A l’image de la pièce où la jeune épouse de la Barbe bleue ne doit se rendre sous aucun prétexte, l’acte qui consiste à pénétrer un cabinet de psychanalyse hors du champ thérapeutique en le photographiant, comme Sarah Girard l’a récemment fait dans une série de photographies intitulée « Cabinets » (2006—2007), s’apparente à la transgression d’un interdit. Toutefois, la distance instaurée par le médium photographique permet de questionner le statut de la représentation, entre perception et projection. La sobriété des intérieurs visités par l’artiste, tout comme l’aspect fragmentaire de la démarche, confèrent à ces clichés un large pouvoir d’évocation, invitant le spectateur à en faire « une lecture privée ».

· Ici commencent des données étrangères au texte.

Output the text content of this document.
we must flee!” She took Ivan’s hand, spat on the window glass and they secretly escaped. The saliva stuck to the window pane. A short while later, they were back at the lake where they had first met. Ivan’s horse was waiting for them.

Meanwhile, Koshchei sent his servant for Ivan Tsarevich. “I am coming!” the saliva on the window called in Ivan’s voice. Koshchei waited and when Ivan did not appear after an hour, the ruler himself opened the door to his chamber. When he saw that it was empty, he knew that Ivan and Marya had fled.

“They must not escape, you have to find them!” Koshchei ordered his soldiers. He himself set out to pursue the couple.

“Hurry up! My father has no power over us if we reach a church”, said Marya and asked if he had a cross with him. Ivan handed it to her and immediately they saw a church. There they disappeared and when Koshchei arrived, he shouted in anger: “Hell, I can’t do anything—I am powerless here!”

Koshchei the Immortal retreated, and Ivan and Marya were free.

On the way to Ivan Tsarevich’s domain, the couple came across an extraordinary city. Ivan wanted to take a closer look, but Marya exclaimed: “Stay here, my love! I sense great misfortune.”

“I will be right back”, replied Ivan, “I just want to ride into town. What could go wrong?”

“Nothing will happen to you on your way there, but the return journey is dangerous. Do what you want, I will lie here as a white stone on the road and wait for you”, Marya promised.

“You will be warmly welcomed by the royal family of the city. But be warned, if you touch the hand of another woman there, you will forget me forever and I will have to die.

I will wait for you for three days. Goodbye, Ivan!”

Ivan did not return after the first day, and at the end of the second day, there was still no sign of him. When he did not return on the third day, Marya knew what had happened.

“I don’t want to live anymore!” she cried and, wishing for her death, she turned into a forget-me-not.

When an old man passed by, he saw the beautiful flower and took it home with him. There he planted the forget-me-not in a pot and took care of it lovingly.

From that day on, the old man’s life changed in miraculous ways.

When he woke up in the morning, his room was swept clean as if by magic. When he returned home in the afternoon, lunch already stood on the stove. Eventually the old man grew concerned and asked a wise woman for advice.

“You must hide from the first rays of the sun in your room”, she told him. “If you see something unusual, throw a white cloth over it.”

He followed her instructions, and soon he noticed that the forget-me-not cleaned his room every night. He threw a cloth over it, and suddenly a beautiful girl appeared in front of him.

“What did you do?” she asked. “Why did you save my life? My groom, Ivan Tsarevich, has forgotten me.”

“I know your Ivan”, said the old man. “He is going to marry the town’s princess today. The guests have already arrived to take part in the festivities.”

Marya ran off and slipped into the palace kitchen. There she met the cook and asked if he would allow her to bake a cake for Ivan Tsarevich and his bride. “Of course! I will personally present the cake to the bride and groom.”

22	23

Le fauteuil en cuir saisit par l’objectif de Sarah Girard s’inscrit dans cette lignée. L’aspect de sa peau, travaillée par l’usure du temps, sa couleur, son grain, ses plis rappellent le contact de ceux qui s’y sont assis. Les empreintes déposées renvoient à une profondeur aussi bien matérielle que mémorielle. Comme si l’image semblait sonder ce qui, sous la surface lisse du quotidien, posait question. Conçues telles des mises en abyme du processus thérapeutique dont les acteurs sont absents, les photographies de Sarah Girard invitent à percer les non-dits et les silences embarrassants.